Abstract: Wind energy is recognized as a clean and renewable energy source and plays a crucial role in achieving the “dual carbon” goals and facilitating the transition to a low-carbon energy system. To optimize power generation efficiency, wind turbines are typically installed in exposed areas, such as mountaintops or offshore locations, where the probability of lightning strikes is elevated and the associated damage is significant. Research on lightning strike patterns on affecting wind turbines is considered vital for enhancing lightning protection capabilities.
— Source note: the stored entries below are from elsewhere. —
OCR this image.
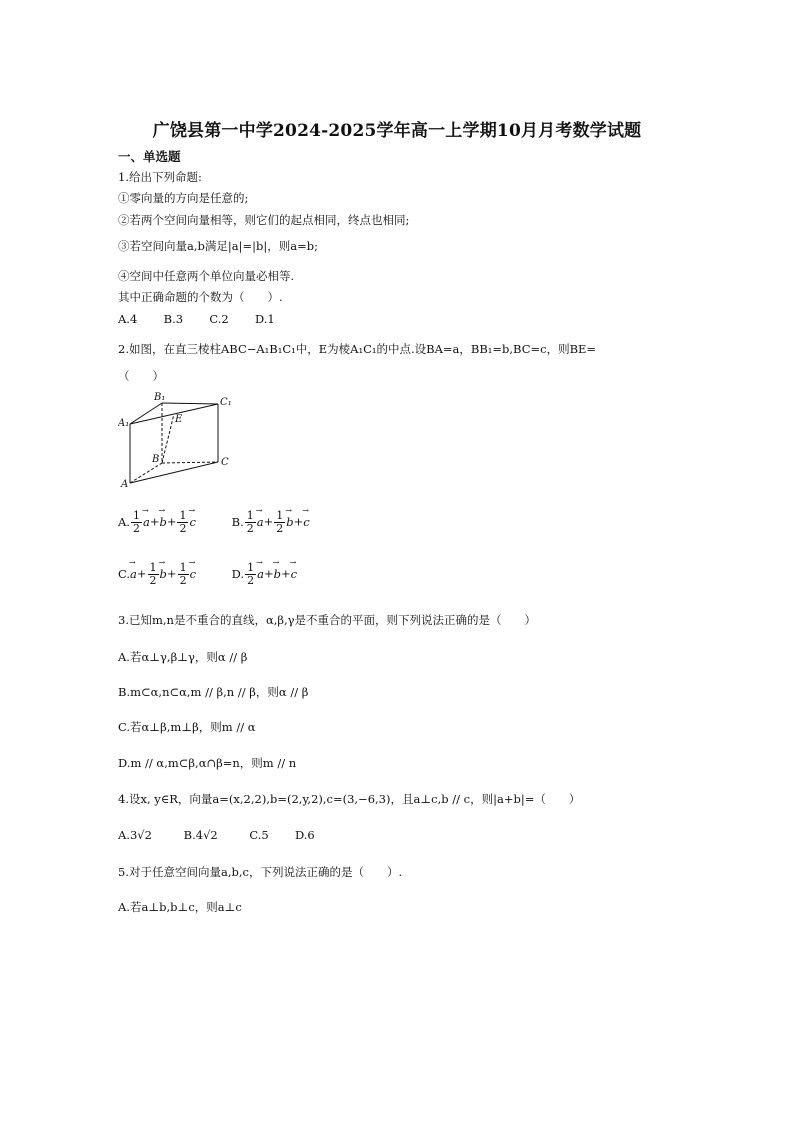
广饶县第一中学2024-2025学年高一上学期10月月考数学试题
一、单选题
1.给出下列命题:
①零向量的方向是任意的;
②若两个空间向量相等，则它们的起点相同，终点也相同;
③若空间向量a,b满足|a|=|b|，则a=b;
④空间中任意两个单位向量必相等.
其中正确命题的个数为（　　）.
A.4 B.3 C.2 D.1
2.如图，在直三棱柱ABC−A₁B₁C₁中，E为棱A₁C₁的中点.设BA=a，BB₁=b,BC=c，则BE=
（　　）
B₁	C₁
A₁	E
B	C
A
A. $\frac{1}{2} \to a+\to b+ \frac{1}{2} \to c$	B. $\frac{1}{2} \to a+ \frac{1}{2} \to b+\to c$
$C.\to a+ \frac{1}{2} \to b+ \frac{1}{2} \to c$	D. $\frac{1}{2} \to a+\to b+\to c$
3.已知m,n是不重合的直线，α,β,γ是不重合的平面，则下列说法正确的是（　　）
A.若α⊥γ,β⊥γ，则α // β
B.m⊂α,n⊂α,m // β,n // β，则α // β
C.若α⊥β,m⊥β，则m // α
D.m // α,m⊂β,α∩β=n，则m // n
4.设x, y∈R，向量a=(x,2,2),b=(2,y,2),c=(3,−6,3)，且a⊥c,b // c，则|a+b|=（　　）
A.3√2	B.4√2	C.5 D.6
5.对于任意空间向量a,b,c，下列说法正确的是（　　）.
A.若a⊥b,b⊥c，则a⊥c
The wind farm under observation consists of 9 wind turbines, each equipped with a 115-m towers and 99-m blades. 3-dimensional total-flash lightning mapping and synchronized waveform observations are conducted using Realtime Low-frequency Electric Field Detection Array (RT_LFEDA) at China Meteorological Administration’s Field Experiment Base on Lightning Science (CMA_FEBLS). Radiation source data in terms of azimuth and elevation angles for lightning strikes on turbines are obtained with a lightning continuous interferometer (CINTF).
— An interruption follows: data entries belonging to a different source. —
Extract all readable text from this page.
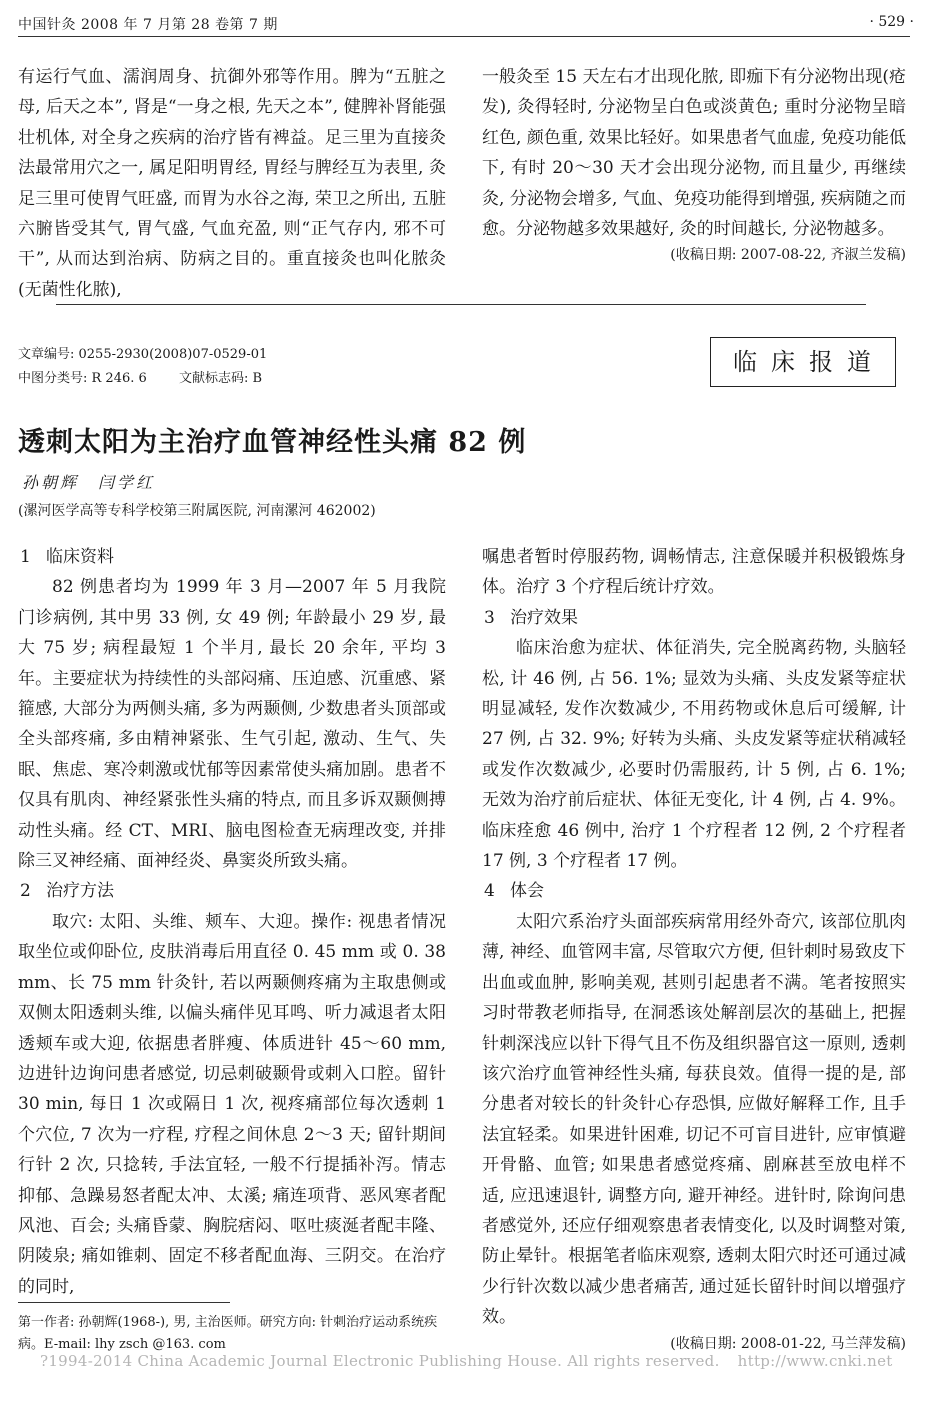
中国针灸 2008 年 7 月第 28 卷第 7 期	· 529 ·

有运行气血、濡润周身、抗御外邪等作用。脾为“五脏之母, 后天之本”, 肾是“一身之根, 先天之本”, 健脾补肾能强壮机体, 对全身之疾病的治疗皆有裨益。足三里为直接灸法最常用穴之一, 属足阳明胃经, 胃经与脾经互为表里, 灸足三里可使胃气旺盛, 而胃为水谷之海, 荣卫之所出, 五脏六腑皆受其气, 胃气盛, 气血充盈, 则“正气存内, 邪不可干”, 从而达到治病、防病之目的。重直接灸也叫化脓灸(无菌性化脓),

一般灸至 15 天左右才出现化脓, 即痂下有分泌物出现(疮发), 灸得轻时, 分泌物呈白色或淡黄色; 重时分泌物呈暗红色, 颜色重, 效果比轻好。如果患者气血虚, 免疫功能低下, 有时 20～30 天才会出现分泌物, 而且量少, 再继续灸, 分泌物会增多, 气血、免疫功能得到增强, 疾病随之而愈。分泌物越多效果越好, 灸的时间越长, 分泌物越多。

(收稿日期: 2007-08-22, 齐淑兰发稿)
文章编号: 0255-2930(2008)07-0529-01
中图分类号: R 246. 6 文献标志码: B
临床报道
透刺太阳为主治疗血管神经性头痛 82 例
孙朝辉　闫学红
(漯河医学高等专科学校第三附属医院, 河南漯河 462002)
1 临床资料

82 例患者均为 1999 年 3 月—2007 年 5 月我院门诊病例, 其中男 33 例, 女 49 例; 年龄最小 29 岁, 最大 75 岁; 病程最短 1 个半月, 最长 20 余年, 平均 3 年。主要症状为持续性的头部闷痛、压迫感、沉重感、紧箍感, 大部分为两侧头痛, 多为两颞侧, 少数患者头顶部或全头部疼痛, 多由精神紧张、生气引起, 激动、生气、失眠、焦虑、寒冷刺激或忧郁等因素常使头痛加剧。患者不仅具有肌肉、神经紧张性头痛的特点, 而且多诉双颞侧搏动性头痛。经 CT、MRI、脑电图检查无病理改变, 并排除三叉神经痛、面神经炎、鼻窦炎所致头痛。

2 治疗方法

取穴: 太阳、头维、颊车、大迎。操作: 视患者情况取坐位或仰卧位, 皮肤消毒后用直径 0. 45 mm 或 0. 38 mm、长 75 mm 针灸针, 若以两颞侧疼痛为主取患侧或双侧太阳透刺头维, 以偏头痛伴见耳鸣、听力减退者太阳透颊车或大迎, 依据患者胖瘦、体质进针 45～60 mm, 边进针边询问患者感觉, 切忌刺破颞骨或刺入口腔。留针30 min, 每日 1 次或隔日 1 次, 视疼痛部位每次透刺 1 个穴位, 7 次为一疗程, 疗程之间休息 2～3 天; 留针期间行针 2 次, 只捻转, 手法宜轻, 一般不行提插补泻。情志抑郁、急躁易怒者配太冲、太溪; 痛连项背、恶风寒者配风池、百会; 头痛昏蒙、胸脘痞闷、呕吐痰涎者配丰隆、阴陵泉; 痛如锥刺、固定不移者配血海、三阴交。在治疗的同时,

嘱患者暂时停服药物, 调畅情志, 注意保暖并积极锻炼身体。治疗 3 个疗程后统计疗效。

3 治疗效果

临床治愈为症状、体征消失, 完全脱离药物, 头脑轻松, 计 46 例, 占 56. 1%; 显效为头痛、头皮发紧等症状明显减轻, 发作次数减少, 不用药物或休息后可缓解, 计 27 例, 占 32. 9%; 好转为头痛、头皮发紧等症状稍减轻或发作次数减少, 必要时仍需服药, 计 5 例, 占 6. 1%; 无效为治疗前后症状、体征无变化, 计 4 例, 占 4. 9%。临床痊愈 46 例中, 治疗 1 个疗程者 12 例, 2 个疗程者 17 例, 3 个疗程者 17 例。

4 体会

太阳穴系治疗头面部疾病常用经外奇穴, 该部位肌肉薄, 神经、血管网丰富, 尽管取穴方便, 但针刺时易致皮下出血或血肿, 影响美观, 甚则引起患者不满。笔者按照实习时带教老师指导, 在洞悉该处解剖层次的基础上, 把握针刺深浅应以针下得气且不伤及组织器官这一原则, 透刺该穴治疗血管神经性头痛, 每获良效。值得一提的是, 部分患者对较长的针灸针心存恐惧, 应做好解释工作, 且手法宜轻柔。如果进针困难, 切记不可盲目进针, 应审慎避开骨骼、血管; 如果患者感觉疼痛、剧麻甚至放电样不适, 应迅速退针, 调整方向, 避开神经。进针时, 除询问患者感觉外, 还应仔细观察患者表情变化, 以及时调整对策, 防止晕针。根据笔者临床观察, 透刺太阳穴时还可通过减少行针次数以减少患者痛苦, 通过延长留针时间以增强疗效。

(收稿日期: 2008-01-22, 马兰萍发稿)
第一作者: 孙朝辉(1968-), 男, 主治医师。研究方向: 针刺治疗运动系统疾病。E-mail: lhy zsch @163. com
?1994-2014 China Academic Journal Electronic Publishing House. All rights reserved. http://www.cnki.net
It is shows that the mountainous wind farm exhibits an attraction effect on nearby cloud-to-ground return strokes. An influence range of approximately 1.8 km is observed, within which the lightning strike density is elevated. The return stroke density decreases from 3.7 km^-2 near turbines to 1.5 km^-2 outside the influence zone, with an average value of 2.53 km^-2. Multiple return strokes from a single flash are observed to strike different turbines, and these strike locations correlate closely with branched paths of the initial downward leader. Subsequent discharges develop along different leader branches, leading to return strokes at spatially separated positions. Furthermore, strong and weak return strokes exhibit distinct spatial distributions: Stronger return strokes being tend to occur on turbines located at lower elevations along the periphery of the wind farm. Upward leaders are initiated from multiple wind turbines during lightning events, and their initiation is observed to take place when the downward leader approaches within 100-200 m of a turbine. Lengths of upward leaders are measured to range from 161 m to 356 m, with propagation speeds between 1.8×10⁵ m·s^-1 and 2.2×10⁶ m·s^-1, and an average speed of 1.03×10⁶ m·s^-1. The average propagation speed of connecting leaders is 1.7×10⁶ m·s^-1. Electric field waveforms of return strokes are characterized by multiple peaks due to current reflection caused by the turbine structure, with an average peak-to-peak interval of 4.66 μs. The presence of reflected signals is considered to lead to overestimation of lightning current by operational lightning location systems for strikes on wind turbines.